Grubaugh admitted that he was hesitant. “We do research. We are not developers of diagnostics. But this was an opportunity. They were willing to fund it. This is a crazy time for everyone anyway. I studied mosquitoes before this,” he said.

“My goal is not to test athletes,” Grubaugh said. “That’s not my target population. My target population is everybody. There were concerns about partnering with the NBA when all these other people need testing. But the simple answer ended up being the NBA was going to do all this testing anyway, so why not partner with them and try to create something for everyone?”

Several NBA teams have been using the Rutgers test since June. The samples are flown to the Rutgers lab in New Jersey, among a few other labs that have approval for administering the test – this adds time and cost but results are usually available within 24 – 48 hours.

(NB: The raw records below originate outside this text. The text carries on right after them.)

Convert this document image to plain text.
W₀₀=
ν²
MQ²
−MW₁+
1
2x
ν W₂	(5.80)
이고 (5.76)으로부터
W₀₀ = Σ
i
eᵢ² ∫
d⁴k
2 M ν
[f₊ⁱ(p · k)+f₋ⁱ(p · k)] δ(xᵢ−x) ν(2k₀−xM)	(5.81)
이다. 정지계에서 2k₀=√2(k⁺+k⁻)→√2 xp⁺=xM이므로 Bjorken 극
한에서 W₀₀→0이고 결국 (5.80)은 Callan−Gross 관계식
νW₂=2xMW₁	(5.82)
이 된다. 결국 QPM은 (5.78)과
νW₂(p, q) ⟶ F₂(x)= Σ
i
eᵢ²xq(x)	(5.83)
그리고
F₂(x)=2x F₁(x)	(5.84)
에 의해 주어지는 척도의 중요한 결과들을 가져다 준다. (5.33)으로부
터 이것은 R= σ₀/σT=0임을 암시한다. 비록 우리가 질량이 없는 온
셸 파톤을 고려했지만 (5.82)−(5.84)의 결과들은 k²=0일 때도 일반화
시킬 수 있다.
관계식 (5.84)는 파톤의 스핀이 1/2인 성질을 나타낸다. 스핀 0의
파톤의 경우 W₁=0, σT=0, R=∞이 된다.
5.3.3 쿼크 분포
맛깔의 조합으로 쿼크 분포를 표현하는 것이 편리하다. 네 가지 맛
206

The NBA has been testing players daily in the designated Disney ‘bubble’ in Orlando, Florida, where the NBA playoffs kicked off this week after 22 teams played eight regular season seeding games at the site. The league was one of the first sports organizations that went into lockdown in March due to the COVID-19 pandemic.

So far, no NBA player or staff member has tested positive for the coronavirus.

According to ESPN, Yale and the NBA have already spoken to a national lab company about using robotic technology to speed up the processing of tests. In addition, both groups are interested in the potential of pool saliva testing in which samples from several individuals are testing simultaneously – any positive result from a pool would then require individual testing. Last month, the FDA approved a pooled test for COVID-19 developed by Quest Diagnostics.

“Through some miracle, this is working,” Grubaugh said. “It’s sensitive. It’s cheap. And now it’s getting approval. I’m not quite sure how we ended up here from April.”

Testing NBA players within the Disney/Orlando bubble has allowed for testing under relatively controlled circumstances.

The Yale-NBA partnership is reflective of some of the unique, interdisciplinary initiatives and relationships that the coronavirus pandemic has fostered in many instances – this has included beer manufacturers using their distilleries to make hand sanitizers, car makers converting their assembly lines for the production of respirators and even rival pharma companies coming together to develop and test vaccine candidates. These unique and unified efforts may almost be as unprecedented as the modern-day pandemic itself. They have been a positive element during these challenging times and could serve as models for future interdisciplinary partnerships.